Erano diverse notti che mi appariva in sogno.
Io e lei soltanto.
Durante quello stato alterato di coscienza non c’era posto per gli intrusi.
La sentivo scalciare e fare rumore ogni qualvolta un mio futile pensiero cercava di intromettersi tra noi, cospargendo lungo quell’asfalto stellato profondi buchi neri.
Dove il frastuono della parola non era ammessa.
Contemplarla dall’antro del mio subconscio era il dono più bello che la notte potesse concedermi dopo una lunga e faticosa giornata al fianco di gente clandestina.
Ubriaca di verbi pronti a soffocare le più intime esistenze e a bestemmiare un dio in cui neanche credono, per il semplice gusto di riempire lontane mancanze.
Ricordo con orgoglio e paura la volta in cui ti vidi per davvero.
Nascosta dentro un quadrato di mattoni e cemento, solo una saracinesca arrugginita impediva la tua fuga: timida e silenziosa mi scrutavi con fare interrogativo.
Con la promessa che di lì a breve, ciò che era stato “semplicemente” onirico stava per assumere forme e colori di orizzonti lontani: gli stessi che fino ad ora ci eravamo prefigurati ad occhi chiusi.

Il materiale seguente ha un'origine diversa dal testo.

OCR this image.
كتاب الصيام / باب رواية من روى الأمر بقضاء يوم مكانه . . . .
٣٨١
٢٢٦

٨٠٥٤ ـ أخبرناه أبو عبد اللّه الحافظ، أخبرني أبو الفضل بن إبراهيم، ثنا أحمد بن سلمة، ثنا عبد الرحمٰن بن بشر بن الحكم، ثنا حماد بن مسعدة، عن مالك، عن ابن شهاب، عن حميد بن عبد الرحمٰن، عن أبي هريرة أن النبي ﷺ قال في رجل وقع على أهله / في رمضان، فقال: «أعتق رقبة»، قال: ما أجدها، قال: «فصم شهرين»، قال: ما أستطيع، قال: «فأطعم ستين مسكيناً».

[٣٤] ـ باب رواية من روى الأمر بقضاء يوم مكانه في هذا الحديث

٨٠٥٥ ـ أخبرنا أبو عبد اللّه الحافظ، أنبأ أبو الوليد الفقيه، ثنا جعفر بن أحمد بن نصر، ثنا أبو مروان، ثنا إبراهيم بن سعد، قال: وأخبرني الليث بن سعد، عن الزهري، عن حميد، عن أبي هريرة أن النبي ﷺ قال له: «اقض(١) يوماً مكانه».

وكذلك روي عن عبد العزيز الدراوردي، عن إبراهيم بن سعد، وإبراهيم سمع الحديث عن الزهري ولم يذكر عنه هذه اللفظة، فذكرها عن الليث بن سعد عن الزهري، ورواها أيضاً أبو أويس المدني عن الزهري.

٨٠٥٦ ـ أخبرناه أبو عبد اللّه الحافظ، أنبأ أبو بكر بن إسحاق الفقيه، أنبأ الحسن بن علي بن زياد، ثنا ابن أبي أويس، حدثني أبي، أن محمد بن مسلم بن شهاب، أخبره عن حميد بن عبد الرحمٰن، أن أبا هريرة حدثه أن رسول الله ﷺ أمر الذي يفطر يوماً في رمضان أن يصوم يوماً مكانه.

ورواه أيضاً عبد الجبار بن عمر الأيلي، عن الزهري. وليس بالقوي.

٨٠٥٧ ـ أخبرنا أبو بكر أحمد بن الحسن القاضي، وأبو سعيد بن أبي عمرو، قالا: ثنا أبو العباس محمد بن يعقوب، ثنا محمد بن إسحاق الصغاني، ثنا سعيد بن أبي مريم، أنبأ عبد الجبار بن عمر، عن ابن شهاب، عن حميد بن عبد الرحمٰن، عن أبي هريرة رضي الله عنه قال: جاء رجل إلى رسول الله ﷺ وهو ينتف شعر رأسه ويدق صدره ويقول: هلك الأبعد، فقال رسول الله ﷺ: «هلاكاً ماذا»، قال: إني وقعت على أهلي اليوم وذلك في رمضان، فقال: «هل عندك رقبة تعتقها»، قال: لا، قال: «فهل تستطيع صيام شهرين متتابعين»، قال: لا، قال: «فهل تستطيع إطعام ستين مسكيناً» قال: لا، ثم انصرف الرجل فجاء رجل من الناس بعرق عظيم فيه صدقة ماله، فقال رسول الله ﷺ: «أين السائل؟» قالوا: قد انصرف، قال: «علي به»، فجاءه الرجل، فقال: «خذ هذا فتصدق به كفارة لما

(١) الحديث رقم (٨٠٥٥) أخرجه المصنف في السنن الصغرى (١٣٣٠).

Non conoscevo il tuo vero nome tu però conoscevi il mio e quello di mio padre; sei sempre stata il suo cavallo di battaglia, soprattutto nei giorni più bui.
Durante i quali la sua rabbia era libera di esprimersi attraverso la leggerezza che il tuo corpo di acciaio infondeva ad ogni cambio di marcia.
“Se la tratti bene non ti tradisce” mi ricordava il Maestro con la m Maiuscola.
A patto che la faccia sentire speciale e le dia le giuste attenzioni”.
“Altrimenti che succede?” chiedevo di rimando tra il serio e il faceto.
“Ti lascia col culo per terra finché il cemento non ti consuma sino al midollo”.
Insieme avete intrapreso numerosi viaggi e vi siete impregnati delle lacrime del cielo; condividendo un carburante che nessuna pompa di benzina sarebbe in grado di fornire.
Eravate una cosa sola.
Un uomo anziano dal viso tempestato di rughe e un cavallo metallico dalle curve nere: pronti a solcare ciò che il cuore di un uomo sente pulsargli nel petto ma che ingenuamente teme di vivere.
Sollevando la maniglia il rumore della saracinesca tagliò di netto l’atmosfera silenziosa perforandomi i timpani.
Era un suono che non conoscevo e che ridestò nella mia coscienza uno squarcio talmente infinitesimale da convertire il dubbio in certezza: che proprio tu attendevi da tempo il mio arrivo.
Con cautela iniziai ad avvicinarmi quasi temendo di invadere un territorio più vasto di quello spazio dove per la prima volta ci stavamo incontrando.
Le mie mani, prima la destra e poi la sinistra scivolarono delicatamente sulle tue, sopra le quali un corpo lontano e al contempo presente abbracciava il mondo in una stretta invisibile.
Il mio sguardo catturò le tue linee sinuose adornate di gioielli pronti a risplendere: il mio corpo pronto a fondersi nel tuo.
Estraendo con calma il Suo mazzo di chiavi con la scritta “Moto Guzzi”, ogni singolo gesto rispondeva ad una logica proveniente da una dimensione remota e della quale non avevo la minima contezza: non ero in me.
Introducendo la punta metallica temevo di ledere ogni fibra del tuo essere, così con solenne lentezza decisi di andare fino in fondo: per poi volgere le mie speranze verso un’unica e inafferrabile direzione.
Quella che il Maestro a mia insaputa aveva tracciato con i suoi sorrisi e la sua ciclopica furia.